The Biggest Mistake CIOs Make in Adopting Artificial Intelligence
Many enterprises have taken to their digital transformation journeys with an increased focus on Artificial Intelligence. CIOs have started incorporating Artificial Intelligence into their strategies as they seem appropriate for their enterprises.
While the CIOs look to ensure their technology strategies are aligned with their enterprise’s business goals and at the same time balance their budgets between the mandatory programs and building new technology capabilities, it’s often hard for them to escape the “silo mindset”.
What is a “Silo mindset”?
Let’s say you are the CIO of a large financial services organization. Among the many technology goals you are trying to achieve, you are also contending on the problems your business partners came to you with. The business may be asking you to find how you can help them cut down the increasing volume of time being spent reviewing and categorizing certain sensitive business documents.
It now becomes fairly obvious to you that it’s a classic case of using NLP and Machine Learning and building a text classification model that can classify and tag these documents. So, all that’s required to be done is to fund a project that can accomplish this. Wouldn’t that be just as simple?
There is just one problem. You have no existing investment in NLP or Machine Learning technologies. You have no hardware to support anything Artificial Intelligence. You probably would be funded by your business partner, but then you also have those regulatory projects that you have to complete this year at any cost, lest you be fined by the regulators for non-compliance. The question now becomes — what is the quickest way to achieve the business goals? After all, as a CIO, isn’t it your job to align your strategies with the business goals?
This is where you enter into a “Silo mindset”. You decide that all you need is this one-off project and you figure out a way to leverage any part of your existing hardware to scale into what’s required for an MVP of the new AI solution.
Thinking outside of the “Silo”
Solving your first Artificial Intelligence problem by executing a one-off project would mean, you are equating an investment in Artificial Intelligence as an investment in any other traditional technology development programs. You would have failed to consider the potential re-usability of the models into other scenarios and blocked any further scaling of the solution you built to solve the problem.
Artificial Intelligence problems never come single. The moment you’ve forayed into one successful implementation, you are soon going to be faced with the next problem to be solved by AI and then another after that.

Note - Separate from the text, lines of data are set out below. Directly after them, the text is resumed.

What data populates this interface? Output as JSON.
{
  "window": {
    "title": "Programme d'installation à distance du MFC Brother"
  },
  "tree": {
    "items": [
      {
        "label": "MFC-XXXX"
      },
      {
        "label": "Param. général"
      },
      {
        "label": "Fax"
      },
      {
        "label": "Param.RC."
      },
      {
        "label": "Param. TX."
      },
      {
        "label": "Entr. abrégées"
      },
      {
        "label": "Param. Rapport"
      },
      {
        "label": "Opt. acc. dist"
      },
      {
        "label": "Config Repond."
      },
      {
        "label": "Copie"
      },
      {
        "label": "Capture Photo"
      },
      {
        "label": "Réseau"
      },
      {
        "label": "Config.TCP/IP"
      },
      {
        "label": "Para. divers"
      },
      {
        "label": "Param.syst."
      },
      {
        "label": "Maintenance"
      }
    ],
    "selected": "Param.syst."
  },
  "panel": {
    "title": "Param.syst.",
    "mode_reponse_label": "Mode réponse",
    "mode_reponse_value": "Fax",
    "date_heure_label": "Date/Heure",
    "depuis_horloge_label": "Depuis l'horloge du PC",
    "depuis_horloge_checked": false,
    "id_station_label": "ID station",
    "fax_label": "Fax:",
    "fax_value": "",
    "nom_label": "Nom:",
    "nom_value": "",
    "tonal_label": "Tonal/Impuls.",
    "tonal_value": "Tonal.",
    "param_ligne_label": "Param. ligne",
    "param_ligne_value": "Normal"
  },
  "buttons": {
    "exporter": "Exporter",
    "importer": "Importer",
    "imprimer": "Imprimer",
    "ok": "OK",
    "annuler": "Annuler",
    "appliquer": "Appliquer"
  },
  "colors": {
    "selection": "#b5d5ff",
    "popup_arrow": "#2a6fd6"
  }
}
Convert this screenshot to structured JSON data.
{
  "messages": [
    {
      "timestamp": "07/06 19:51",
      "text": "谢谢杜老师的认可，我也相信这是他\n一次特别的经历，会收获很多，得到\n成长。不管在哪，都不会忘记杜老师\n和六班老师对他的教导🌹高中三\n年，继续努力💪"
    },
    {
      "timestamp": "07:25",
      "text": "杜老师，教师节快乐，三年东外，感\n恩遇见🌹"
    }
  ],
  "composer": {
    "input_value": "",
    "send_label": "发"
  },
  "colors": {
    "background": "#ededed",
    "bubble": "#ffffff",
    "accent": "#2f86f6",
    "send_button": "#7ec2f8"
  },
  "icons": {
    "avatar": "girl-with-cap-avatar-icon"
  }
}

But you now face a bigger set of problems, for which you don’t necessarily have any answer.
- How do you standardize the technology stack and hardware stack across your Artificial Intelligence programs?
2. With so many new problems, how could you build smaller experiments with different AI technologies to assess what works best for different types of problems?
3. How can you build an AI skill-set within your teams?
4. How can you balance between researching new ideas versus implementing AI solutions on identified problems?
5. Should you consider adopting Cloud based Artificial Intelligence deployment to optimize on cost and maintenance?
6. How can you reduce the time to market for solving new Artificial Intelligence problems?
As a CIO, unless you think outside of the “Silo” of an individual problem — the one-off project that solved your first AI problem, your organization enters the crossroads of ambiguity in attempting to solve any future AI problems.
Think of Artificial Intelligence as a “Practice”, not as a one-off “Project”
Adopting Artificial Intelligence in an enterprise is not a run-of-the-mill affair. Planning and execution of AI projects requires adopting differentiated metrics than that is done for traditional projects. AI also brings with it the need to think outside of the “Silo” project, and to envision solving a problem in a way that’s repeatable and predictable. Your organization should begin to cultivate a culture of understanding the need for the 6 questions outlined above.
Consider Artificial Intelligence as a Practice. Consider investing in a small Center of Excellence within the practice, that can perform relevant research, build small experiments, assess hardware needs etc and roll those findings into upcoming AI problems you may need to solve. Build in-house tools and frameworks that can aid in solving not only the first project, but which can also potentially be reused or re-adapted for future projects.
A “Practice” is harder work. It means you invest more than you do on a one-off project. It means that, within your organization you are building another miniature organization that would have a mind and mood of its own. It’s a holistic re-think of how your hitherto non-AI organization has functioned and now gets ready to be transformed into an AI-capable organization.
But to derive the most technological benefits and to have a justifiable ROI, consider Artificial Intelligence as a “Practice”. Not as a one-off project.